The Everett School Committee has yet to decide whether it will approve a fuel surcharge fee totaling almost $75,000 that has been requested by the schools’ bus company, Malden Transportation, Inc.
While all members have agreed that the local company has performed, and continues to perform, at a high quality, the fuel surcharge that Malden Transportation is seeking, almost $75,000 because of increased fuel costs, is not in the current school budget and is not listed as a payable charge in their contract.
“I am pleased with Malden Transportation, but I do not want to set a precedent and this is best left for when we renegotiate,” said Superintendent of Schools Priya Tahiliani.
During the discussion, it was brought out that Malden Transportation operates on a seven percent profit margin, and if the added fuel costs are not reimbursed by the city, the profit margin could fall as low as 5.5 percent.

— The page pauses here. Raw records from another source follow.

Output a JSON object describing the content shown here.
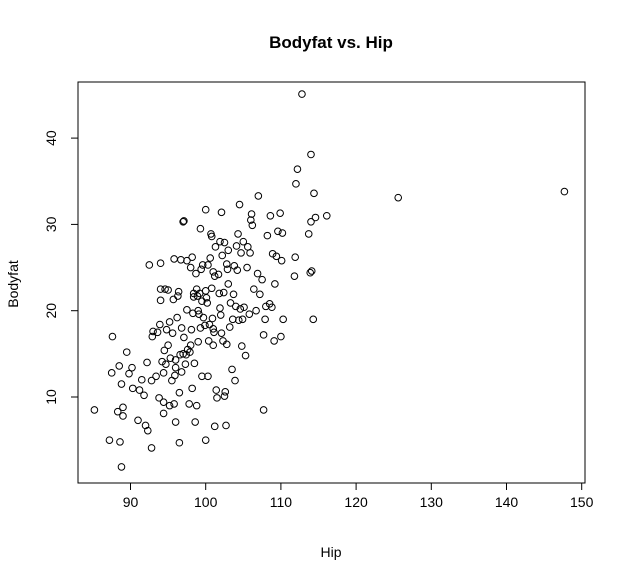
{
  "chart_data": {
    "type": "scatter",
    "title": "Bodyfat vs. Hip",
    "xlabel": "Hip",
    "ylabel": "Bodyfat",
    "xlim": [
      83,
      150
    ],
    "ylim": [
      0,
      46
    ],
    "x_ticks": [
      90,
      100,
      110,
      120,
      130,
      140,
      150
    ],
    "y_ticks": [
      10,
      20,
      30,
      40
    ],
    "grid": false,
    "legend": "none",
    "marker": "open-circle",
    "color": "#000000",
    "points": [
      [
        85.2,
        8.5
      ],
      [
        87.2,
        5.0
      ],
      [
        87.5,
        12.8
      ],
      [
        87.6,
        17.0
      ],
      [
        88.3,
        8.3
      ],
      [
        88.5,
        13.6
      ],
      [
        88.6,
        4.8
      ],
      [
        88.8,
        11.5
      ],
      [
        89.0,
        7.8
      ],
      [
        89.0,
        8.8
      ],
      [
        88.8,
        1.9
      ],
      [
        89.5,
        15.2
      ],
      [
        89.8,
        12.7
      ],
      [
        90.2,
        13.4
      ],
      [
        90.3,
        11.0
      ],
      [
        91.0,
        7.3
      ],
      [
        91.2,
        10.8
      ],
      [
        91.5,
        12.0
      ],
      [
        91.8,
        10.2
      ],
      [
        92.0,
        6.7
      ],
      [
        92.2,
        14.0
      ],
      [
        92.3,
        6.1
      ],
      [
        92.5,
        25.3
      ],
      [
        92.8,
        4.1
      ],
      [
        92.8,
        11.9
      ],
      [
        92.9,
        17.0
      ],
      [
        93.0,
        17.6
      ],
      [
        93.4,
        12.4
      ],
      [
        93.6,
        17.5
      ],
      [
        93.8,
        9.9
      ],
      [
        93.9,
        18.4
      ],
      [
        94.0,
        22.5
      ],
      [
        94.0,
        25.5
      ],
      [
        94.0,
        21.2
      ],
      [
        94.2,
        14.1
      ],
      [
        94.4,
        9.4
      ],
      [
        94.4,
        12.8
      ],
      [
        94.4,
        8.1
      ],
      [
        94.5,
        15.4
      ],
      [
        94.6,
        22.5
      ],
      [
        94.7,
        13.8
      ],
      [
        94.8,
        17.8
      ],
      [
        95.0,
        16.0
      ],
      [
        95.0,
        22.4
      ],
      [
        95.2,
        9.0
      ],
      [
        95.2,
        18.7
      ],
      [
        95.3,
        14.5
      ],
      [
        95.5,
        11.9
      ],
      [
        95.6,
        17.4
      ],
      [
        95.7,
        21.3
      ],
      [
        95.8,
        9.2
      ],
      [
        95.8,
        26.0
      ],
      [
        95.9,
        12.5
      ],
      [
        96.0,
        7.1
      ],
      [
        96.0,
        13.4
      ],
      [
        96.0,
        14.3
      ],
      [
        96.2,
        19.2
      ],
      [
        96.3,
        21.7
      ],
      [
        96.4,
        22.2
      ],
      [
        96.5,
        4.7
      ],
      [
        96.5,
        10.5
      ],
      [
        96.6,
        14.9
      ],
      [
        96.7,
        25.9
      ],
      [
        96.8,
        12.9
      ],
      [
        96.8,
        18.0
      ],
      [
        97.0,
        15.0
      ],
      [
        97.0,
        30.3
      ],
      [
        97.1,
        16.9
      ],
      [
        97.1,
        30.4
      ],
      [
        97.3,
        13.8
      ],
      [
        97.4,
        14.9
      ],
      [
        97.5,
        25.8
      ],
      [
        97.5,
        20.1
      ],
      [
        97.6,
        15.5
      ],
      [
        97.8,
        9.2
      ],
      [
        97.9,
        15.2
      ],
      [
        98.0,
        16.0
      ],
      [
        98.0,
        25.0
      ],
      [
        98.1,
        17.8
      ],
      [
        98.2,
        26.2
      ],
      [
        98.2,
        11.0
      ],
      [
        98.3,
        19.7
      ],
      [
        98.4,
        22.0
      ],
      [
        98.4,
        21.6
      ],
      [
        98.5,
        13.9
      ],
      [
        98.6,
        7.1
      ],
      [
        98.7,
        24.3
      ],
      [
        98.8,
        22.5
      ],
      [
        98.8,
        9.0
      ],
      [
        98.9,
        21.7
      ],
      [
        99.0,
        20.0
      ],
      [
        99.0,
        16.4
      ],
      [
        99.1,
        19.6
      ],
      [
        99.2,
        22.0
      ],
      [
        99.3,
        18.0
      ],
      [
        99.3,
        29.5
      ],
      [
        99.4,
        24.8
      ],
      [
        99.5,
        12.4
      ],
      [
        99.5,
        21.1
      ],
      [
        99.6,
        25.3
      ],
      [
        99.7,
        19.2
      ],
      [
        99.9,
        18.3
      ],
      [
        100.0,
        5.0
      ],
      [
        100.0,
        31.7
      ],
      [
        100.0,
        22.3
      ],
      [
        100.1,
        21.5
      ],
      [
        100.2,
        20.9
      ],
      [
        100.3,
        25.3
      ],
      [
        100.3,
        12.4
      ],
      [
        100.4,
        16.5
      ],
      [
        100.5,
        18.4
      ],
      [
        100.6,
        26.1
      ],
      [
        100.7,
        28.9
      ],
      [
        100.8,
        22.6
      ],
      [
        100.8,
        28.6
      ],
      [
        100.9,
        19.1
      ],
      [
        101.0,
        24.5
      ],
      [
        101.0,
        16.0
      ],
      [
        101.0,
        17.9
      ],
      [
        101.1,
        17.5
      ],
      [
        101.2,
        24.0
      ],
      [
        101.2,
        6.6
      ],
      [
        101.3,
        27.4
      ],
      [
        101.4,
        10.8
      ],
      [
        101.5,
        9.9
      ],
      [
        101.7,
        24.2
      ],
      [
        101.8,
        22.0
      ],
      [
        101.9,
        28.0
      ],
      [
        101.9,
        20.3
      ],
      [
        102.0,
        19.5
      ],
      [
        102.1,
        31.4
      ],
      [
        102.1,
        17.4
      ],
      [
        102.2,
        26.4
      ],
      [
        102.3,
        16.5
      ],
      [
        102.4,
        22.1
      ],
      [
        102.5,
        27.9
      ],
      [
        102.5,
        10.1
      ],
      [
        102.6,
        10.6
      ],
      [
        102.7,
        6.7
      ],
      [
        102.8,
        16.1
      ],
      [
        102.8,
        25.4
      ],
      [
        102.9,
        24.8
      ],
      [
        103.0,
        27.0
      ],
      [
        103.0,
        23.1
      ],
      [
        103.2,
        18.1
      ],
      [
        103.3,
        20.9
      ],
      [
        103.5,
        13.2
      ],
      [
        103.6,
        19.0
      ],
      [
        103.7,
        21.9
      ],
      [
        103.8,
        25.2
      ],
      [
        103.9,
        11.9
      ],
      [
        104.0,
        20.5
      ],
      [
        104.1,
        27.5
      ],
      [
        104.2,
        24.7
      ],
      [
        104.3,
        28.9
      ],
      [
        104.4,
        18.9
      ],
      [
        104.5,
        32.3
      ],
      [
        104.6,
        20.2
      ],
      [
        104.7,
        26.7
      ],
      [
        104.8,
        15.9
      ],
      [
        104.9,
        19.0
      ],
      [
        105.0,
        28.0
      ],
      [
        105.1,
        20.4
      ],
      [
        105.3,
        14.8
      ],
      [
        105.5,
        25.0
      ],
      [
        105.6,
        27.4
      ],
      [
        105.8,
        19.6
      ],
      [
        105.9,
        26.7
      ],
      [
        106.0,
        30.5
      ],
      [
        106.1,
        31.2
      ],
      [
        106.2,
        29.9
      ],
      [
        106.4,
        22.5
      ],
      [
        106.7,
        20.0
      ],
      [
        106.9,
        24.3
      ],
      [
        107.0,
        33.3
      ],
      [
        107.2,
        21.9
      ],
      [
        107.5,
        23.6
      ],
      [
        107.7,
        17.2
      ],
      [
        107.7,
        8.5
      ],
      [
        107.9,
        19.0
      ],
      [
        108.0,
        20.5
      ],
      [
        108.2,
        28.7
      ],
      [
        108.5,
        20.8
      ],
      [
        108.6,
        31.0
      ],
      [
        108.8,
        20.4
      ],
      [
        108.9,
        26.6
      ],
      [
        109.1,
        16.5
      ],
      [
        109.2,
        23.1
      ],
      [
        109.4,
        26.3
      ],
      [
        109.6,
        29.2
      ],
      [
        109.9,
        31.3
      ],
      [
        110.0,
        17.0
      ],
      [
        110.1,
        25.8
      ],
      [
        110.2,
        29.0
      ],
      [
        110.3,
        19.0
      ],
      [
        111.8,
        24.0
      ],
      [
        111.9,
        26.2
      ],
      [
        112.0,
        34.7
      ],
      [
        112.2,
        36.4
      ],
      [
        112.8,
        45.1
      ],
      [
        113.7,
        28.9
      ],
      [
        113.9,
        24.4
      ],
      [
        114.0,
        30.3
      ],
      [
        114.0,
        38.1
      ],
      [
        114.1,
        24.6
      ],
      [
        114.3,
        19.0
      ],
      [
        114.4,
        33.6
      ],
      [
        114.6,
        30.8
      ],
      [
        116.1,
        31.0
      ],
      [
        125.6,
        33.1
      ],
      [
        147.7,
        33.8
      ]
    ]
  }
}
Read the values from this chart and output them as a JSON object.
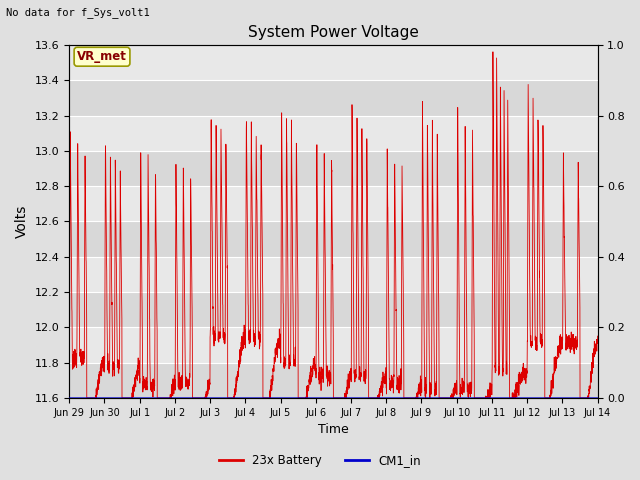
{
  "title": "System Power Voltage",
  "top_left_text": "No data for f_Sys_volt1",
  "ylabel": "Volts",
  "xlabel": "Time",
  "ylim_left": [
    11.6,
    13.6
  ],
  "ylim_right": [
    0.0,
    1.0
  ],
  "background_color": "#e0e0e0",
  "plot_bg_color": "#e8e8e8",
  "grid_color": "#ffffff",
  "annotation_label": "VR_met",
  "annotation_bg": "#ffffcc",
  "annotation_border": "#999900",
  "x_tick_labels": [
    "Jun 29",
    "Jun 30",
    "Jul 1",
    "Jul 2",
    "Jul 3",
    "Jul 4",
    "Jul 5",
    "Jul 6",
    "Jul 7",
    "Jul 8",
    "Jul 9",
    "Jul 10",
    "Jul 11",
    "Jul 12",
    "Jul 13",
    "Jul 14"
  ],
  "legend_entries": [
    "23x Battery",
    "CM1_in"
  ],
  "legend_colors": [
    "#dd0000",
    "#0000cc"
  ],
  "line_color_battery": "#dd0000",
  "line_color_cm1": "#0000cc",
  "right_yticks": [
    0.0,
    0.2,
    0.4,
    0.6,
    0.8,
    1.0
  ],
  "left_yticks": [
    11.6,
    11.8,
    12.0,
    12.2,
    12.4,
    12.6,
    12.8,
    13.0,
    13.2,
    13.4,
    13.6
  ]
}
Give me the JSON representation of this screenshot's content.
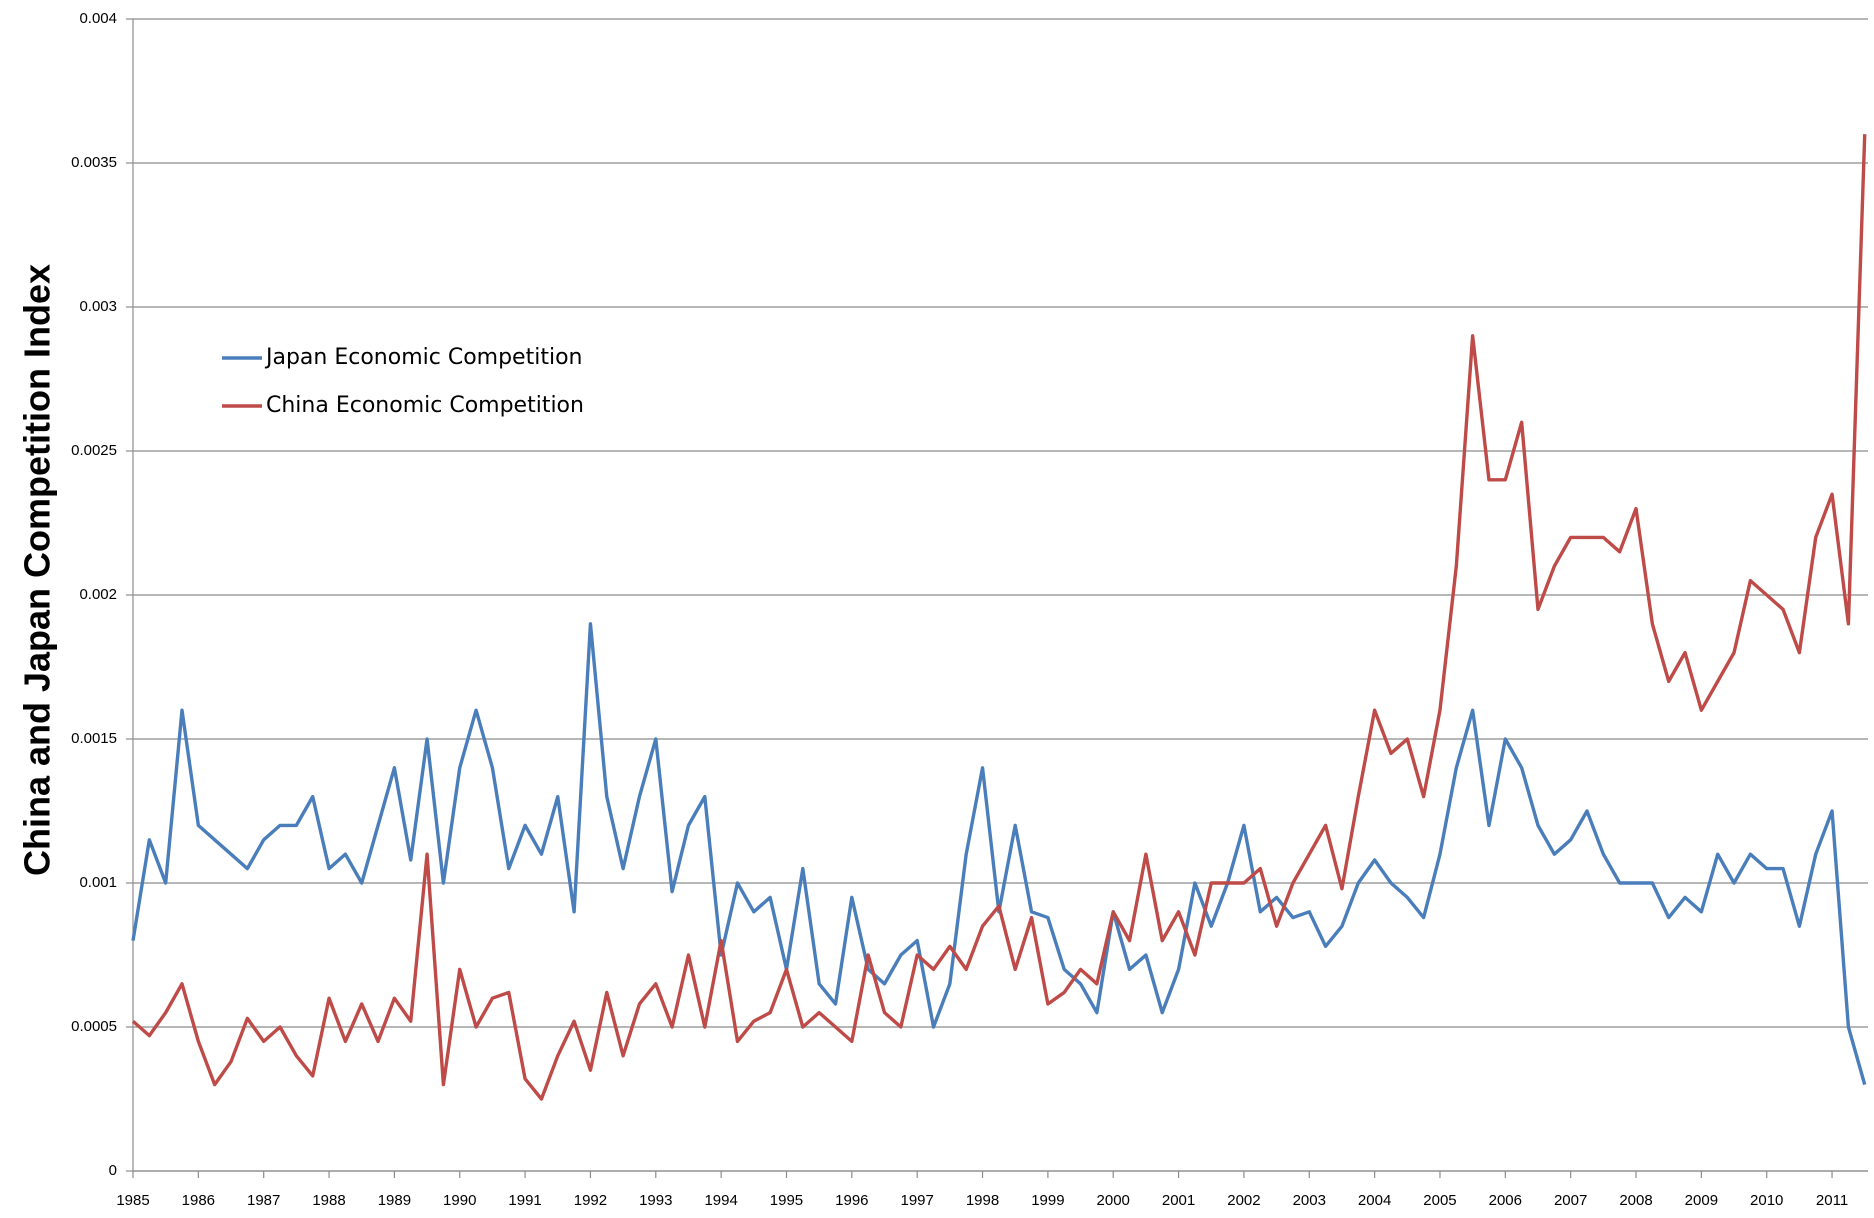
{
  "chart_data": {
    "type": "line",
    "y_label": "China and Japan Competition Index",
    "x": [
      1985,
      1985.25,
      1985.5,
      1985.75,
      1986,
      1986.25,
      1986.5,
      1986.75,
      1987,
      1987.25,
      1987.5,
      1987.75,
      1988,
      1988.25,
      1988.5,
      1988.75,
      1989,
      1989.25,
      1989.5,
      1989.75,
      1990,
      1990.25,
      1990.5,
      1990.75,
      1991,
      1991.25,
      1991.5,
      1991.75,
      1992,
      1992.25,
      1992.5,
      1992.75,
      1993,
      1993.25,
      1993.5,
      1993.75,
      1994,
      1994.25,
      1994.5,
      1994.75,
      1995,
      1995.25,
      1995.5,
      1995.75,
      1996,
      1996.25,
      1996.5,
      1996.75,
      1997,
      1997.25,
      1997.5,
      1997.75,
      1998,
      1998.25,
      1998.5,
      1998.75,
      1999,
      1999.25,
      1999.5,
      1999.75,
      2000,
      2000.25,
      2000.5,
      2000.75,
      2001,
      2001.25,
      2001.5,
      2001.75,
      2002,
      2002.25,
      2002.5,
      2002.75,
      2003,
      2003.25,
      2003.5,
      2003.75,
      2004,
      2004.25,
      2004.5,
      2004.75,
      2005,
      2005.25,
      2005.5,
      2005.75,
      2006,
      2006.25,
      2006.5,
      2006.75,
      2007,
      2007.25,
      2007.5,
      2007.75,
      2008,
      2008.25,
      2008.5,
      2008.75,
      2009,
      2009.25,
      2009.5,
      2009.75,
      2010,
      2010.25,
      2010.5,
      2010.75,
      2011,
      2011.25,
      2011.5
    ],
    "series": [
      {
        "name": "Japan Economic Competition",
        "color": "#4a7ebb",
        "values": [
          0.0008,
          0.00115,
          0.001,
          0.0016,
          0.0012,
          0.00115,
          0.0011,
          0.00105,
          0.00115,
          0.0012,
          0.0012,
          0.0013,
          0.00105,
          0.0011,
          0.001,
          0.0012,
          0.0014,
          0.00108,
          0.0015,
          0.001,
          0.0014,
          0.0016,
          0.0014,
          0.00105,
          0.0012,
          0.0011,
          0.0013,
          0.0009,
          0.0019,
          0.0013,
          0.00105,
          0.0013,
          0.0015,
          0.00097,
          0.0012,
          0.0013,
          0.00075,
          0.001,
          0.0009,
          0.00095,
          0.0007,
          0.00105,
          0.00065,
          0.00058,
          0.00095,
          0.0007,
          0.00065,
          0.00075,
          0.0008,
          0.0005,
          0.00065,
          0.0011,
          0.0014,
          0.0009,
          0.0012,
          0.0009,
          0.00088,
          0.0007,
          0.00065,
          0.00055,
          0.0009,
          0.0007,
          0.00075,
          0.00055,
          0.0007,
          0.001,
          0.00085,
          0.001,
          0.0012,
          0.0009,
          0.00095,
          0.00088,
          0.0009,
          0.00078,
          0.00085,
          0.001,
          0.00108,
          0.001,
          0.00095,
          0.00088,
          0.0011,
          0.0014,
          0.0016,
          0.0012,
          0.0015,
          0.0014,
          0.0012,
          0.0011,
          0.00115,
          0.00125,
          0.0011,
          0.001,
          0.001,
          0.001,
          0.00088,
          0.00095,
          0.0009,
          0.0011,
          0.001,
          0.0011,
          0.00105,
          0.00105,
          0.00085,
          0.0011,
          0.00125,
          0.0005,
          0.0003
        ]
      },
      {
        "name": "China Economic Competition",
        "color": "#be4b48",
        "values": [
          0.00052,
          0.00047,
          0.00055,
          0.00065,
          0.00045,
          0.0003,
          0.00038,
          0.00053,
          0.00045,
          0.0005,
          0.0004,
          0.00033,
          0.0006,
          0.00045,
          0.00058,
          0.00045,
          0.0006,
          0.00052,
          0.0011,
          0.0003,
          0.0007,
          0.0005,
          0.0006,
          0.00062,
          0.00032,
          0.00025,
          0.0004,
          0.00052,
          0.00035,
          0.00062,
          0.0004,
          0.00058,
          0.00065,
          0.0005,
          0.00075,
          0.0005,
          0.0008,
          0.00045,
          0.00052,
          0.00055,
          0.0007,
          0.0005,
          0.00055,
          0.0005,
          0.00045,
          0.00075,
          0.00055,
          0.0005,
          0.00075,
          0.0007,
          0.00078,
          0.0007,
          0.00085,
          0.00092,
          0.0007,
          0.00088,
          0.00058,
          0.00062,
          0.0007,
          0.00065,
          0.0009,
          0.0008,
          0.0011,
          0.0008,
          0.0009,
          0.00075,
          0.001,
          0.001,
          0.001,
          0.00105,
          0.00085,
          0.001,
          0.0011,
          0.0012,
          0.00098,
          0.0013,
          0.0016,
          0.00145,
          0.0015,
          0.0013,
          0.0016,
          0.0021,
          0.0029,
          0.0024,
          0.0024,
          0.0026,
          0.00195,
          0.0021,
          0.0022,
          0.0022,
          0.0022,
          0.00215,
          0.0023,
          0.0019,
          0.0017,
          0.0018,
          0.0016,
          0.0017,
          0.0018,
          0.00205,
          0.002,
          0.00195,
          0.0018,
          0.0022,
          0.00235,
          0.0019,
          0.0036
        ]
      }
    ],
    "xlim": [
      1985,
      2011.55
    ],
    "xticks": [
      1985,
      1986,
      1987,
      1988,
      1989,
      1990,
      1991,
      1992,
      1993,
      1994,
      1995,
      1996,
      1997,
      1998,
      1999,
      2000,
      2001,
      2002,
      2003,
      2004,
      2005,
      2006,
      2007,
      2008,
      2009,
      2010,
      2011
    ],
    "ylim": [
      0,
      0.004
    ],
    "yticks": [
      0,
      0.0005,
      0.001,
      0.0015,
      0.002,
      0.0025,
      0.003,
      0.0035,
      0.004
    ],
    "grid": true,
    "legend": "upper-left"
  }
}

Upon hearing this information, School Committeeman Marcony Barros said, “This is not about a company closing. This company is concerned about profits. We gave them help during the pandemic.” Barros was referring to how even though the schools were closed and no bus services were being performed because of the pandemic, the Everett School Dept. honored the contract.
“What about the teachers who drive to work?” Barros asked his fellow members.
When asked how the $75,000 — which, if approved, would have to come from the School Dept.’s general fund — would be used if the committee does not approve the request, Tahiliani noted that any surplus money in the department’s budget goes into the stabilization fund that helps fund shortfalls in paying for students’ needs.
Committeewoman Cynthia Sarnie said she wanted to know whether Malden Transportation had received money from the Payroll Protection Plan during the same period that the School Dept. was fulfilling its obligations on the contract during the pandemic.
“The company ought to be heard,” said School Committeeman Michael McLaughlin.
On a 5-2 vote, the committee sent the matter to the Finance Committee for further discussion.
In other news, the committee was informed that the Parlin Junior High might sooner become more handicapped-compliant pursuant to the ADA guidelines. The members had asked during the last meeting to postpone some of the repairs in other projects proposed in the current school budget under the Capital Improvement Plan (CIP) and to fund immediately the $2-$3.5 million in repairs to the Parlin School to make it handicapped-accessible sooner than what had been proposed in the original plan.
In another CIP-related matter, Assistant Supt. Charles Obremski, in his CIP presentation at the April 4 meeting, noted that many of the plans call for trying to add classroom space from under-utilized areas such as storage closets and offices in the local schools in order to alleviate the issue of overcrowding in the city’s schools.
It was noted that the high school has exceeded its capacity of 1,800 by almost 400 students and the George Keverian School is no better, with 950 students in a building built to educate 650 students.
Obremski told the committee to ease the over crowding that eight modular classrooms could be added at the Keverian School to accommodate 200 additional students at a cost of almost $2 million.
However, Sarnie asked whether there are other buildings either that the city owns or could rent to help ease the overcrowding quickly, rather than spending the money on modular classrooms. Obremski noted that there are ongoing discussions with city and school officials.